Amazon Services is appealing the Administrative Law Court’s September 10, 2019, final order and decision upholding the DOR’s assessment of sales tax on Amazon for third-party sales made in the state during the first quarter of 2016. In the 54-page decision, Chief Administrative Law Judge Ralph King Anderson III concluded that the contractual arrangement between Amazon Services and its marketplace sellers “functions as a consignment-type relationship” for purposes of collecting South Carolina sales and use tax and that the marketplace facilitator is the retailer legally liable for collecting tax on the third-party sales.

Among the arguments made in the U.S. Chamber of Commerce’s amicus brief, prepared by attorneys with Haynsworth Sinkler Boyd PA, is that at the time of the marketplace sales at issue, “neither the General Assembly nor DOR had publicly promulgated the rule that DOR now seeks to impose, thus blindsiding Amazon Services” with the assessment.

Among the arguments made by the South Carolina Manufacturers Alliance in its brief, prepared by attorneys with Eversheds Sutherland (US) LLP, is that the DOR “should not be allowed to retroactively replace its longstanding policy, practice, and interpretation of a tax statute with its audit position.”
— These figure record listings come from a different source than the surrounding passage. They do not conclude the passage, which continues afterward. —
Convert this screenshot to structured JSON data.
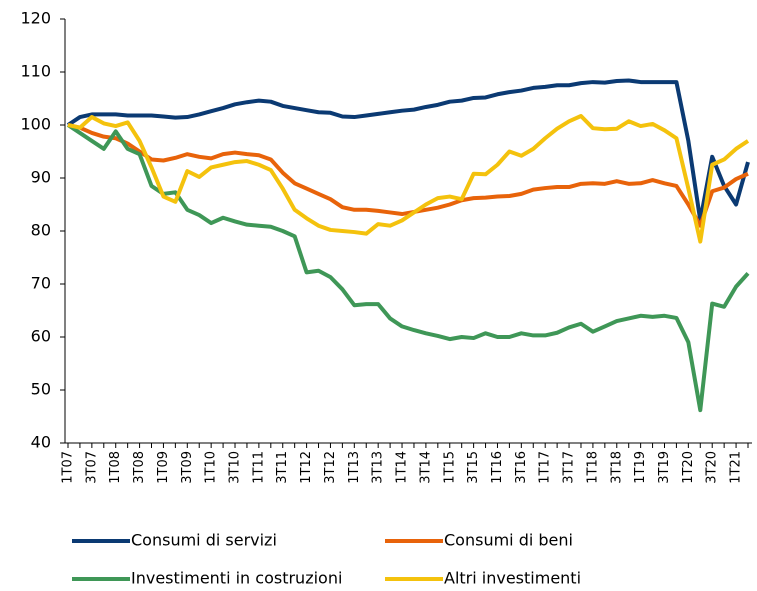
{
  "chart_data": {
    "type": "line",
    "categories": [
      "1T07",
      null,
      "3T07",
      null,
      "1T08",
      null,
      "3T08",
      null,
      "1T09",
      null,
      "3T09",
      null,
      "1T10",
      null,
      "3T10",
      null,
      "1T11",
      null,
      "3T11",
      null,
      "1T12",
      null,
      "3T12",
      null,
      "1T13",
      null,
      "3T13",
      null,
      "1T14",
      null,
      "3T14",
      null,
      "1T15",
      null,
      "3T15",
      null,
      "1T16",
      null,
      "3T16",
      null,
      "1T17",
      null,
      "3T17",
      null,
      "1T18",
      null,
      "3T18",
      null,
      "1T19",
      null,
      "3T19",
      null,
      "1T20",
      null,
      "3T20",
      null,
      "1T21",
      null
    ],
    "series": [
      {
        "name": "Consumi di servizi",
        "color": "#0b3a73",
        "values": [
          100,
          101.5,
          102,
          102,
          102,
          101.8,
          101.8,
          101.8,
          101.6,
          101.4,
          101.5,
          102,
          102.6,
          103.2,
          103.9,
          104.3,
          104.6,
          104.4,
          103.6,
          103.2,
          102.8,
          102.4,
          102.3,
          101.6,
          101.5,
          101.8,
          102.1,
          102.4,
          102.7,
          102.9,
          103.4,
          103.8,
          104.4,
          104.6,
          105.1,
          105.2,
          105.8,
          106.2,
          106.5,
          107,
          107.2,
          107.5,
          107.5,
          107.9,
          108.1,
          108,
          108.3,
          108.4,
          108.1,
          108.1,
          108.1,
          108.1,
          97,
          82,
          94,
          88.5,
          85,
          93
        ]
      },
      {
        "name": "Consumi di beni",
        "color": "#e8630a",
        "values": [
          100,
          99.5,
          98.5,
          97.8,
          97.5,
          96.5,
          95,
          93.5,
          93.3,
          93.8,
          94.5,
          94,
          93.7,
          94.5,
          94.8,
          94.5,
          94.3,
          93.5,
          91,
          89,
          88,
          87,
          86,
          84.5,
          84,
          84,
          83.8,
          83.5,
          83.2,
          83.6,
          84,
          84.4,
          85,
          85.8,
          86.2,
          86.3,
          86.5,
          86.6,
          87,
          87.8,
          88.1,
          88.3,
          88.3,
          88.9,
          89,
          88.9,
          89.4,
          88.9,
          89,
          89.6,
          89,
          88.5,
          85,
          81,
          87.5,
          88.2,
          89.8,
          90.8
        ]
      },
      {
        "name": "Investimenti in costruzioni",
        "color": "#3f9757",
        "values": [
          100,
          98.5,
          97,
          95.5,
          98.8,
          95.5,
          94.5,
          88.5,
          87,
          87.3,
          84,
          83,
          81.5,
          82.5,
          81.8,
          81.2,
          81,
          80.8,
          80,
          79,
          72.2,
          72.5,
          71.3,
          69,
          66,
          66.2,
          66.2,
          63.5,
          62,
          61.3,
          60.7,
          60.2,
          59.6,
          60,
          59.8,
          60.7,
          60,
          60,
          60.7,
          60.3,
          60.3,
          60.8,
          61.8,
          62.5,
          61,
          62,
          63,
          63.5,
          64,
          63.8,
          64,
          63.6,
          59,
          46.2,
          66.3,
          65.7,
          69.5,
          72
        ]
      },
      {
        "name": "Altri investimenti",
        "color": "#f4c20d",
        "values": [
          100,
          99.5,
          101.5,
          100.3,
          99.8,
          100.5,
          97,
          92,
          86.5,
          85.5,
          91.3,
          90.2,
          92,
          92.5,
          93,
          93.2,
          92.5,
          91.5,
          88,
          84,
          82.4,
          81,
          80.2,
          80,
          79.8,
          79.5,
          81.3,
          81,
          82,
          83.5,
          85,
          86.2,
          86.5,
          86,
          90.8,
          90.7,
          92.5,
          95,
          94.2,
          95.5,
          97.5,
          99.3,
          100.7,
          101.7,
          99.4,
          99.2,
          99.3,
          100.7,
          99.8,
          100.2,
          99,
          97.5,
          88,
          78,
          92.5,
          93.5,
          95.5,
          97
        ]
      }
    ],
    "ylim": [
      40,
      120
    ],
    "yticks": [
      40,
      50,
      60,
      70,
      80,
      90,
      100,
      110,
      120
    ],
    "grid": false
  }
}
The DOR in April filed its its most recent response to an amici, addressing retroactivity arguments made by the National Retail Federation in a brief prepared by attorneys from McDermott Will & Emery. The DOR argues that not only did it not retroactively apply a tax obligation on the marketplace facilitator but also that Amazon Services was aware that existing South Carolina law obligated it to collect and remit these taxes and sought a statutory moratorium that delayed this obligation from 2011 through 2015.

“Respectfully, the issues of substance in this appeal and which merit this Court’s attention have already been fully briefed by Amazon and the Department,” the DOR said. Echoing statements it has made in every response to date in the case, the DOR asked the court to disregard amici commentary that “adds nothing to this analysis.”

In Amazon Services LLC v. South Carolina Department of Revenue (No. 2019-001706), Amazon Services' representation includes attorneys from Nelson Mullins Riley & Scarborough LLP and Sidley Austin LLP’s Washington and Chicago offices.

Attorneys representing South Carolina include the DOR general counsel and attorneys from Willoughby & Hoefer PA and the Acquaviva Law Firm LLC.